Heart failure (HF) is a chronic clinical condition where the heart fails to meet the demands of the body due to ventricular dysfunction (Morrissey et al. 2011; Ramani et al. 2010). The ventricles either fail to fill up properly resulting in heart failure with preserved ejection fraction (HFpEF) or fail to pump blood properly resulting in heart failure with reduced ejection fraction (HFrEF) (Morrissey et al. 2011; Ramani et al. 2010; Kemp and Conte 2012). Heart failure is classified according to New York Heart Association classification (NYHA) into stages from I to IV. The progressive nature of the disease results in poor patient quality of life and poor prognosis. Any abnormality affecting the cardiovascular system can result in heart failure. Hypertension, diabetes, ischemic heart disease, cardiomyopathy, valvular disease and arrhythmias are the most common causes of HF. (Ramani et al. 2010; Kemp and Conte 2012; Rich 1997).

Pathophysiology underlying heart failure can be explained through several models. It encompasses a combination of structural pathology, neurohormonal activation and end-organ dysfunction (Kemp and Conte 2012; Cohn 1996). In healthy subjects, the heart pumps blood to meet the body demands, which is known as the cardiac output (CO) and equivalent to 4-8L/min. Stroke volume is affected by three factors which are contractility, preload and afterload. Any changes in these factors will lead to decreased stroke volume and in return decreased cardiac output. The decrease in cardiac output triggers a cascade of events known as compensatory mechanism including sympathetic nervous system activation and renin–angiotensin–aldosterone system activation (RAAS) (Ramani et al. 2010; Kemp and Conte 2012). Sympathetic nervous system (SNS) releases noradrenaline (NA), leading to vasoconstriction and increased heart rate (HR) and contractility. Renin–angiotensin–aldosterone system releases angiotensin II, leading to vasoconstriction, and aldosterone, leading to salt and water retention (Ramani et al. 2010; Kemp and Conte 2012). By time, these compensatory mechanisms become burden on the cardiac myocytes, leading to further damage and worsening the condition. Neurohormonal activation also results in the release of certain substances such as natriuretic peptides, endothelin and neopterin (Kemp and Conte 2012). Endothelin is a strong vasodilator released from vascular endothelium. Natriuretic peptides such as brain natriuretic peptide (BNP), atrial natriuretic peptide (ANP) and C-type natriuretic peptide (CNP) lead to enhancing natriuresis and counteracting vasoconstricting effects of the SNS and RAAS (Kemp and Conte 2012).

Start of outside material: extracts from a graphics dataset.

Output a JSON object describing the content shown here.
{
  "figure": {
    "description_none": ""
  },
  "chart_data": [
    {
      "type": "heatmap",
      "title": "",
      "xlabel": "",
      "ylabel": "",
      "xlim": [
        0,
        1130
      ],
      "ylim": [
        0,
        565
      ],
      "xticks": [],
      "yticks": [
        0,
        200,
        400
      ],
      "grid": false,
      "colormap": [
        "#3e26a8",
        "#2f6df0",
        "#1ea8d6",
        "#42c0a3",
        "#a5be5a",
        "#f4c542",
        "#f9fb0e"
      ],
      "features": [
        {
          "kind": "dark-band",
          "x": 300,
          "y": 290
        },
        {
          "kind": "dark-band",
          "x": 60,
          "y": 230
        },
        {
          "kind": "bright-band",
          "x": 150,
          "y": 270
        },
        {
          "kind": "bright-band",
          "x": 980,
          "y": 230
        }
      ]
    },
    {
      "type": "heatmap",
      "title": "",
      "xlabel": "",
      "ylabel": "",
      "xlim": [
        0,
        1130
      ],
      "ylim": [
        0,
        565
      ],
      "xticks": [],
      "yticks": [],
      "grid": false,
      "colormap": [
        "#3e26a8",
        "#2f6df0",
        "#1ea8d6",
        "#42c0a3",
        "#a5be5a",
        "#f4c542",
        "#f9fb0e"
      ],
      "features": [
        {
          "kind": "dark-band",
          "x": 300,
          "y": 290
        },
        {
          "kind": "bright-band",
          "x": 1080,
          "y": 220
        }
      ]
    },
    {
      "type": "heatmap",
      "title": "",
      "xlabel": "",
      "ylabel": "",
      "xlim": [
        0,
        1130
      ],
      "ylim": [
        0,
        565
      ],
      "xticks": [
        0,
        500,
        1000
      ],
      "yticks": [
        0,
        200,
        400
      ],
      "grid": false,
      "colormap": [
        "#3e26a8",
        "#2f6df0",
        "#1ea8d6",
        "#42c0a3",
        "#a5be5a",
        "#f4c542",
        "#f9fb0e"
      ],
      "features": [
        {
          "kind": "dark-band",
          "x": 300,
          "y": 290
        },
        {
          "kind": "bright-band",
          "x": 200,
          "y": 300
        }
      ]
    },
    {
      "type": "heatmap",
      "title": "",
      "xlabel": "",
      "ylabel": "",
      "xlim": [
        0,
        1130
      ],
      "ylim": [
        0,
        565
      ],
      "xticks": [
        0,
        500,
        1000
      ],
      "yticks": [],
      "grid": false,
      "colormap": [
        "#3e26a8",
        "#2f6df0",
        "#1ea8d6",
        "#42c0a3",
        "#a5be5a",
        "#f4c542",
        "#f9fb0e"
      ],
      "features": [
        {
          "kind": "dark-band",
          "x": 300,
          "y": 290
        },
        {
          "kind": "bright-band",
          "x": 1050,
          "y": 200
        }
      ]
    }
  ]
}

A number of previous studies have demonstrated the role of inflammation in the pathophysiology of HF (Castillo et al. 2020; Adamo et al. 2020; Murphy et al. 2020; Dick and Epelman 2016). Moreover, inflammatory biomarkers such as tumor necrosis factor alpha (TNF-α), interferon gamma (INF-γ), interleukin 1-β (IL-1 β) and interleukin 6 (IL-6) have been used to predict the prognosis of HF (Shirazi et al. 2017; Libby et al. 2018). Neopterin—an inflammatory biomarker—is produced by activated macrophages in response to inflammation (Kaski et al. 2005; Pingle et al. 2008). Thus, in any condition involving immune response activation and inflammation, neopterin levels significantly increase. Neopterin levels have been found to be elevated in several diseases including certain malignancies, rheumatoid arthritis, viral infections, autoimmune diseases and coronary artery diseases (CAD) (Kaski et al. 2005; Pingle et al. 2008). Since the pathophysiology of heart failure includes an inflammatory response, levels of neopterin are supposed to be high in patients with heart failure. Yet, few studies investigated the possibility of such hypothesis. In this review, we discussed the role of neopterin as a biomarker in HF and effect of treatment on its level. Thus, the aim of this review is to discuss the role of neopterin as a biomarker in HF and demonstrate the relation between neopterin levels and HF drug therapies.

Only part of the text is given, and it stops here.